La difficile résistance d’une certaine idée du communisme municipal

En 2021, le maire PCF de Grigny, Philippe Rio, remportait le titre de meilleur maire du monde. Cette année, c’est la maire communiste de Graz – la deuxième ville d’Autriche –, Elke Kahr, qui remporte le titre. Le communisme municipal a-t-il de beaux jours devant lui ?

Lucas Sarafian  • 21 février 2024 abonné·es
La difficile résistance d’une certaine idée du communisme municipal
Elke Kahr dans la Volkshaus de Graz. La maire de la deuxième ville d’Autriche a été élue "meilleure maire du monde".
© HEINZ TESAREK / APA-PictureDesk / AFP

Ils commencent à y être presque habitués. Être élu meilleur maire du monde ? Si on les écoute, le titre serait taillé pour les édiles communistes. Depuis sa création en 2003, le prix octroyé tous les deux ans par la City Mayors Foundation, sorte de think tank londonien réunissant des maires partout dans le monde, a récompensé deux communistes en dix éditions. Certes, le prix n’a rien de très officiel.
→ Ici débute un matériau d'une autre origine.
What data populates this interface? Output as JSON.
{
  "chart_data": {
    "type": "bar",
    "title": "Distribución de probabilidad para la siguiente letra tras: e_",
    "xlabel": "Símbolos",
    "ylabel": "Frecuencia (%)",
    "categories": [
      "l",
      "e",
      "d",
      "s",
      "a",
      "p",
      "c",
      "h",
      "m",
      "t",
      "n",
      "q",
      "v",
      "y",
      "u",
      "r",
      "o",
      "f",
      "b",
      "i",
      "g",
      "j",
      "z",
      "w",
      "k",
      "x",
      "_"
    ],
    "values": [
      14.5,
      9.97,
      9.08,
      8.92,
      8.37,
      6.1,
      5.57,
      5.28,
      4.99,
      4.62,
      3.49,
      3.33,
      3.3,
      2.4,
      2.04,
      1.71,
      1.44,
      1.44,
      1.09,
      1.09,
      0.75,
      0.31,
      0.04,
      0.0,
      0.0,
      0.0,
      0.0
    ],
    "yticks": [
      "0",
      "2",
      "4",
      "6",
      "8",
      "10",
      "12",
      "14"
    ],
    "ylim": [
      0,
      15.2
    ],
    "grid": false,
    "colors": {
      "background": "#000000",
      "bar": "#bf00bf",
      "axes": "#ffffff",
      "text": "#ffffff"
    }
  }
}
Mais quand même. En 2021, le maire de Grigny (Essonne), Philippe Rio, a été récompensé. Et cette année, c’est Elke Kahr, maire de la ville de Graz, la deuxième ville d’Autriche, étiquetée KPÖ, le parti communiste du pays. Un signe politique fort, alors que l’extrême droite atteint 30 % des intentions de vote dans le pays.

Avec ce petit palmarès, les communistes français veulent croire qu’ils ont la cote. Certains y voient même le signe de l’existence toujours vive d’un « communisme municipal ». Philippe Rio, désigné meilleur maire du monde par ce fameux think tank pour sa « lutte contre la pauvreté et l’exclusion sociale » et son action en matière « d’éducation et de culture », en fait partie. « Le libéralisme a pris une place si importante qu’il devient le marchepied du fascisme. L’année 2023, marquée par la contre-réforme des retraites et la loi immigration, a prouvé que nous sommes dans une période de national-libéralisme. Le communisme municipal, c’est un espace politique de résistance face aux forces capitalistes dans le pays, même si notre parti a baissé électoralement », assure l’édile.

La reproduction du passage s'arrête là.